In recent years, however, Jell-O has suffered a few dark nights of the soul. According to Bria’s dissertation, which is based on company archives, Kraft General Foods learned from focus groups in the ’80s that women found Jell-O “too complicated” and too time-consuming to make. (Jean Elliott Brown, a spokeswoman for Kraft General Foods, says the company was unaware of Bria’s dissertation and had no comment on her findings.) There wasn’t much that could be done to make Jell-O easier to prepare-basically the directions say to add water, stir and wait-but the time problem had been plaguing the product for years. Back in 1944 the company introduced the “speed set” method of making Jell-O, which calls for ice cubes to replace some of the water. That cut the waiting time to 30 minutes–still along way from truly instant gratification. In the ’70s, according to Bria, technicians experimented with a new gelatin formula using carrageen, a seaweed, and found that the resulting Jell-O became firm in just 10 minutes. But incorporating other ingredients was difficult: as one report quoted by Bria puts it, “A stable emulsion with Cool Whip was unattainable.” Forget that. Jell-O sales declined during the ’70s and ’80s–apparently neither hippies nor Yuppies wanted to hang around the refrigerator waiting for desert–but they’re on the rebound. Last year Americans bought 600,000 boxes a day, an increase of 1.5 percent over 1992. “As the baby boomers have babies, there’s a return to the foods we had as kids,” says Brown. “And everybody likes Jell-O.” Shamoon agrees.
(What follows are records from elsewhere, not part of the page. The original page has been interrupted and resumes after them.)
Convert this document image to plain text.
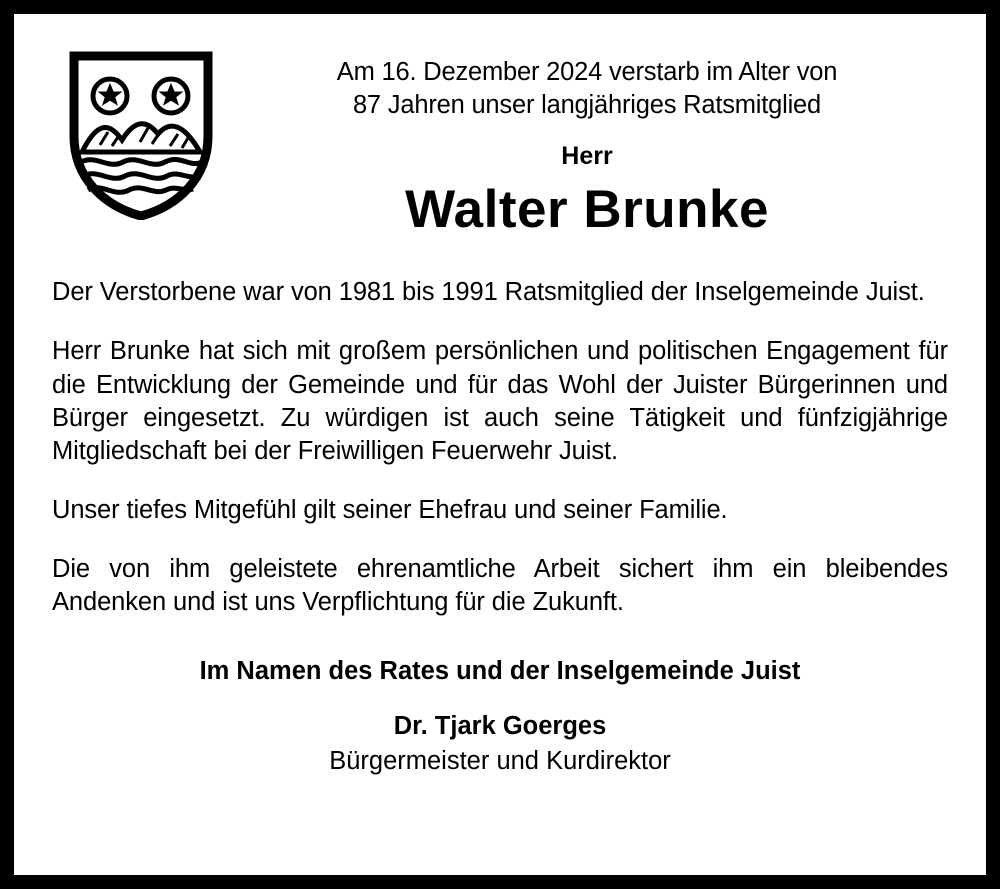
Am 16. Dezember 2024 verstarb im Alter von
87 Jahren unser langjähriges Ratsmitglied
Herr
Walter Brunke

Der Verstorbene war von 1981 bis 1991 Ratsmitglied der Inselgemeinde Juist.

Herr Brunke hat sich mit großem persönlichen und politischen Engagement für die Entwicklung der Gemeinde und für das Wohl der Juister Bürgerinnen und Bürger eingesetzt. Zu würdigen ist auch seine Tätigkeit und fünfzigjährige Mitgliedschaft bei der Freiwilligen Feuerwehr Juist.

Unser tiefes Mitgefühl gilt seiner Ehefrau und seiner Familie.

Die von ihm geleistete ehrenamtliche Arbeit sichert ihm ein bleibendes Andenken und ist uns Verpflichtung für die Zukunft.

Im Namen des Rates und der Inselgemeinde Juist
Dr. Tjark Goerges
Bürgermeister und Kurdirektor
He has received dozens of inquiries from people eager for a franchise: the first will open in Branson, Mo., a country-and-Western mecca, early next year. But the new operators will have to understand that this is no ordinary franchise. “For customers, it’s a real personal thing,” says Shamoon. One day an elderly woman brought in her favorite Jell-O recipe–Pink Salad–written out neatly on a flowered recipe card. “She brought me a sample, too, and it was delicious,” says Shamoon. “I’m going to do that salad.” That just wouldn’t happen at a Baskin-Robbins.